Mr. Pérez has managed projects for the government including one that helped airport taxi drivers shift to electric vehicles. He hopes to get a contract to assess the state of the nation’s charging system. “For now we do it for free,” he said.
I followed Mr. Pérez as he performed inspections, noting flaws and opportunities for improvement. In the city of Quepos, for example, the charger was in a hospital parking lot. There was no place to eat or get coffee, Mr. Pérez noted, but it was safe.
The charger was designed to serve two vehicles, but the parking spot was big enough for only one. The charger display screen was in English. “The good thing is, it’s working,” Mr. Perez said.
Costa Rica’s charging infrastructure is expected to get better because a new law allows businesses other than utilities to sell electricity. The utilities supported the law even though it ends their charging monopoly.
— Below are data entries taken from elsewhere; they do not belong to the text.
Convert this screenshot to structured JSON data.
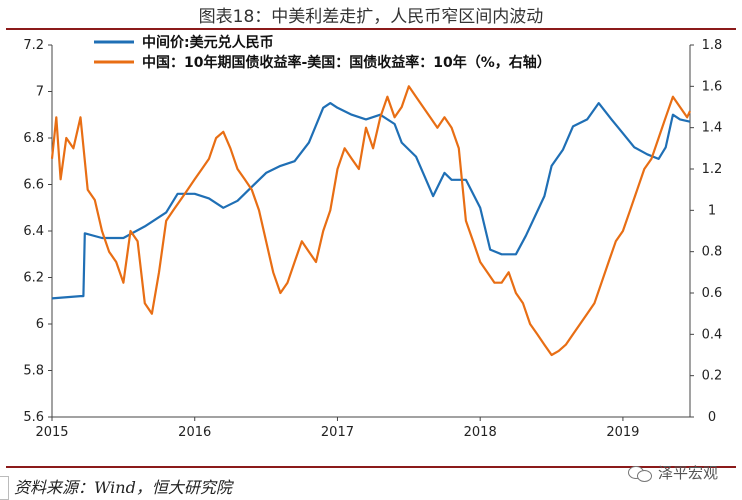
{
  "page": {
    "title": "图表18：中美利差走扩，人民币窄区间内波动",
    "source": "资料来源：Wind，恒大研究院",
    "watermark": "泽平宏观"
  },
  "chart_data": {
    "type": "line",
    "title": "图表18：中美利差走扩，人民币窄区间内波动",
    "x_range": [
      2015.0,
      2019.47
    ],
    "x_ticks": [
      2015,
      2016,
      2017,
      2018,
      2019
    ],
    "x_tick_labels": [
      "2015",
      "2016",
      "2017",
      "2018",
      "2019"
    ],
    "left_axis": {
      "range": [
        5.6,
        7.2
      ],
      "ticks": [
        5.6,
        5.8,
        6,
        6.2,
        6.4,
        6.6,
        6.8,
        7,
        7.2
      ],
      "tick_labels": [
        "5.6",
        "5.8",
        "6",
        "6.2",
        "6.4",
        "6.6",
        "6.8",
        "7",
        "7.2"
      ]
    },
    "right_axis": {
      "range": [
        0,
        1.8
      ],
      "ticks": [
        0,
        0.2,
        0.4,
        0.6,
        0.8,
        1,
        1.2,
        1.4,
        1.6,
        1.8
      ],
      "tick_labels": [
        "0",
        "0.2",
        "0.4",
        "0.6",
        "0.8",
        "1",
        "1.2",
        "1.4",
        "1.6",
        "1.8"
      ]
    },
    "legend_position": "top-left",
    "grid": false,
    "series": [
      {
        "name": "中间价:美元兑人民币",
        "axis": "left",
        "color": "#1f6fb5",
        "points": [
          [
            2015.0,
            6.11
          ],
          [
            2015.2,
            6.12
          ],
          [
            2015.22,
            6.12
          ],
          [
            2015.23,
            6.39
          ],
          [
            2015.35,
            6.37
          ],
          [
            2015.5,
            6.37
          ],
          [
            2015.65,
            6.42
          ],
          [
            2015.8,
            6.48
          ],
          [
            2015.88,
            6.56
          ],
          [
            2016.0,
            6.56
          ],
          [
            2016.1,
            6.54
          ],
          [
            2016.2,
            6.5
          ],
          [
            2016.3,
            6.53
          ],
          [
            2016.4,
            6.59
          ],
          [
            2016.5,
            6.65
          ],
          [
            2016.6,
            6.68
          ],
          [
            2016.7,
            6.7
          ],
          [
            2016.8,
            6.78
          ],
          [
            2016.9,
            6.93
          ],
          [
            2016.95,
            6.95
          ],
          [
            2017.0,
            6.93
          ],
          [
            2017.1,
            6.9
          ],
          [
            2017.2,
            6.88
          ],
          [
            2017.3,
            6.9
          ],
          [
            2017.4,
            6.86
          ],
          [
            2017.45,
            6.78
          ],
          [
            2017.55,
            6.72
          ],
          [
            2017.6,
            6.65
          ],
          [
            2017.67,
            6.55
          ],
          [
            2017.75,
            6.65
          ],
          [
            2017.8,
            6.62
          ],
          [
            2017.9,
            6.62
          ],
          [
            2018.0,
            6.5
          ],
          [
            2018.07,
            6.32
          ],
          [
            2018.15,
            6.3
          ],
          [
            2018.25,
            6.3
          ],
          [
            2018.32,
            6.38
          ],
          [
            2018.45,
            6.55
          ],
          [
            2018.5,
            6.68
          ],
          [
            2018.58,
            6.75
          ],
          [
            2018.65,
            6.85
          ],
          [
            2018.75,
            6.88
          ],
          [
            2018.83,
            6.95
          ],
          [
            2018.92,
            6.88
          ],
          [
            2019.0,
            6.82
          ],
          [
            2019.08,
            6.76
          ],
          [
            2019.17,
            6.73
          ],
          [
            2019.25,
            6.71
          ],
          [
            2019.3,
            6.76
          ],
          [
            2019.35,
            6.9
          ],
          [
            2019.4,
            6.88
          ],
          [
            2019.47,
            6.87
          ]
        ]
      },
      {
        "name": "中国：10年期国债收益率-美国：国债收益率：10年（%，右轴）",
        "axis": "right",
        "color": "#e86e14",
        "points": [
          [
            2015.0,
            1.25
          ],
          [
            2015.03,
            1.45
          ],
          [
            2015.06,
            1.15
          ],
          [
            2015.1,
            1.35
          ],
          [
            2015.15,
            1.3
          ],
          [
            2015.2,
            1.45
          ],
          [
            2015.25,
            1.1
          ],
          [
            2015.3,
            1.05
          ],
          [
            2015.35,
            0.9
          ],
          [
            2015.4,
            0.8
          ],
          [
            2015.45,
            0.75
          ],
          [
            2015.5,
            0.65
          ],
          [
            2015.55,
            0.9
          ],
          [
            2015.6,
            0.85
          ],
          [
            2015.65,
            0.55
          ],
          [
            2015.7,
            0.5
          ],
          [
            2015.75,
            0.7
          ],
          [
            2015.8,
            0.95
          ],
          [
            2015.85,
            1.0
          ],
          [
            2015.9,
            1.05
          ],
          [
            2015.95,
            1.1
          ],
          [
            2016.0,
            1.15
          ],
          [
            2016.05,
            1.2
          ],
          [
            2016.1,
            1.25
          ],
          [
            2016.15,
            1.35
          ],
          [
            2016.2,
            1.38
          ],
          [
            2016.25,
            1.3
          ],
          [
            2016.3,
            1.2
          ],
          [
            2016.35,
            1.15
          ],
          [
            2016.4,
            1.1
          ],
          [
            2016.45,
            1.0
          ],
          [
            2016.5,
            0.85
          ],
          [
            2016.55,
            0.7
          ],
          [
            2016.6,
            0.6
          ],
          [
            2016.65,
            0.65
          ],
          [
            2016.7,
            0.75
          ],
          [
            2016.75,
            0.85
          ],
          [
            2016.8,
            0.8
          ],
          [
            2016.85,
            0.75
          ],
          [
            2016.9,
            0.9
          ],
          [
            2016.95,
            1.0
          ],
          [
            2017.0,
            1.2
          ],
          [
            2017.05,
            1.3
          ],
          [
            2017.1,
            1.25
          ],
          [
            2017.15,
            1.2
          ],
          [
            2017.2,
            1.4
          ],
          [
            2017.25,
            1.3
          ],
          [
            2017.3,
            1.45
          ],
          [
            2017.35,
            1.55
          ],
          [
            2017.4,
            1.45
          ],
          [
            2017.45,
            1.5
          ],
          [
            2017.5,
            1.6
          ],
          [
            2017.55,
            1.55
          ],
          [
            2017.6,
            1.5
          ],
          [
            2017.65,
            1.45
          ],
          [
            2017.7,
            1.4
          ],
          [
            2017.75,
            1.45
          ],
          [
            2017.8,
            1.4
          ],
          [
            2017.85,
            1.3
          ],
          [
            2017.9,
            0.95
          ],
          [
            2017.95,
            0.85
          ],
          [
            2018.0,
            0.75
          ],
          [
            2018.05,
            0.7
          ],
          [
            2018.1,
            0.65
          ],
          [
            2018.15,
            0.65
          ],
          [
            2018.2,
            0.7
          ],
          [
            2018.25,
            0.6
          ],
          [
            2018.3,
            0.55
          ],
          [
            2018.35,
            0.45
          ],
          [
            2018.4,
            0.4
          ],
          [
            2018.45,
            0.35
          ],
          [
            2018.5,
            0.3
          ],
          [
            2018.55,
            0.32
          ],
          [
            2018.6,
            0.35
          ],
          [
            2018.65,
            0.4
          ],
          [
            2018.7,
            0.45
          ],
          [
            2018.75,
            0.5
          ],
          [
            2018.8,
            0.55
          ],
          [
            2018.85,
            0.65
          ],
          [
            2018.9,
            0.75
          ],
          [
            2018.95,
            0.85
          ],
          [
            2019.0,
            0.9
          ],
          [
            2019.05,
            1.0
          ],
          [
            2019.1,
            1.1
          ],
          [
            2019.15,
            1.2
          ],
          [
            2019.2,
            1.25
          ],
          [
            2019.25,
            1.35
          ],
          [
            2019.3,
            1.45
          ],
          [
            2019.35,
            1.55
          ],
          [
            2019.4,
            1.5
          ],
          [
            2019.45,
            1.45
          ],
          [
            2019.47,
            1.48
          ]
        ]
      }
    ]
  }
}
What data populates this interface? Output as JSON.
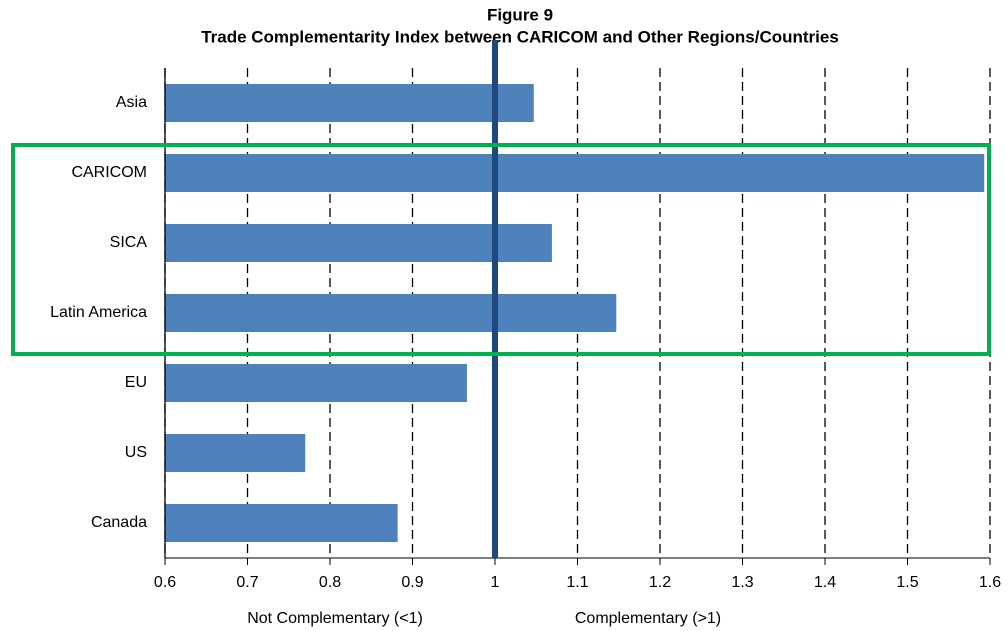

Marco Acuña, chief executive of Grupo ICE, the country’s largest utility, said it didn’t matter whether he was selling power to consumers, or to charging station operators.
“We can sell the hamburger or we can sell the cow,” he told me.
I made it back to San José without needing a fast charger. That’s the biggest reason driving electric in Costa Rica is possible, if not always easy. I charged at night, while I slept. In a small country, that’s usually all you need.